From the exploratory kinetic maelstrom of the intro Fade-In, the album sets to work on the senses with the exhilarating title track. Immediately riffs are rigorously rubbing the ear whilst drums unleash a mesh of bone splintering rhythms and the bass stomps with equal hunger within it all. It is an instantly contagious invitation set ablaze by the emerged carnivorous charge of the track and the rapacious vocals of Davidova, her delivery impressive guttural squalls stemmed from malevolence and bestial invention. The track gnaws with insidious passion but throughout the onslaught is constantly evolving and twisting its back and imagination for an irresistibly captivating forage of the senses. There is diversity and skilled provocation to every aspect of the song, musically and vocally which preys on the ear with craft and devilment like a mix in many ways of Iwrestledabearonce and Spineshank.

The following I Realize continues the stunning start, warning sounds heralding its malicious invention. Heavy riffs and intimidating rhythms wrap viciously around its recipient whilst again vocally there is a tempest of aggressive passion. Into its stride the track shifts and swerves into further intriguing and rewarding adventures, sonic enticements and ingenious avenues that only light stronger rapture for what is offered. In its nastier aspects there is a feel of Otep to the ravenous provocation whilst where melodies bring their easier warmth it is hard to imagine rock any more satisfying.

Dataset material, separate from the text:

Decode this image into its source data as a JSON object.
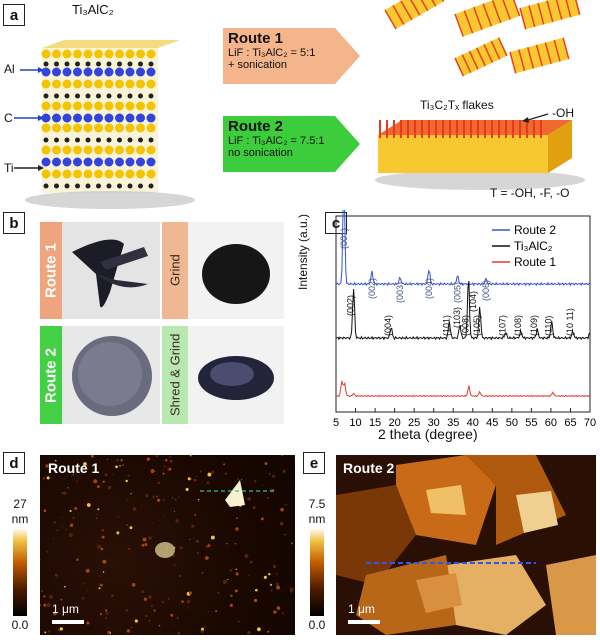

The open diversity continues through the menacing and oppressively chaotic Jump!, the industrial spiced Don’t Shoot, and Five Seconds with extensive cleaner vocals being merged with again wonderfully coarse scowls, all the songs exceptional and impacting confrontations. Amongst them is another major highlight in the scintillating shape of Ultima Ratio. Once more the vocals crawl the range from melodic to vicious with skill and temptation whilst musically the song is an insatiable fire of classic rock, groove metal, and melodic endeavour which, like the album as a whole, gives expectations short thrift with its unpredictable and fully imaginative course.

The opening of Twitch For Threads is a delicious mix of a pit spawned throaty bass lure and the kind of sound which harkens the presence of a devil in Asian horror movies like The Ring, the subsequent passage of the song intimidating as it crawls through its and your darkest shadows with evocative vocals and addictively harmful essences. It is an excellent lingering ‘evil’ soon pushed aside by the outstanding Annihilation Tool, another Otep like toxin of predatory fervour and esurient addict forming excellence leaving the senses and heart a furnace of lust.

Completed by Пять секунд, the Russian sung version of Five Seconds, and the closing Три цвета (Three Colours)which features Davidov on vocals, Welcome to My Hell is a thoroughly exhilarating storm and hopefully the start of a constant and successful presence for Fade Out, metal and definitely nu/alternative metal needs this band.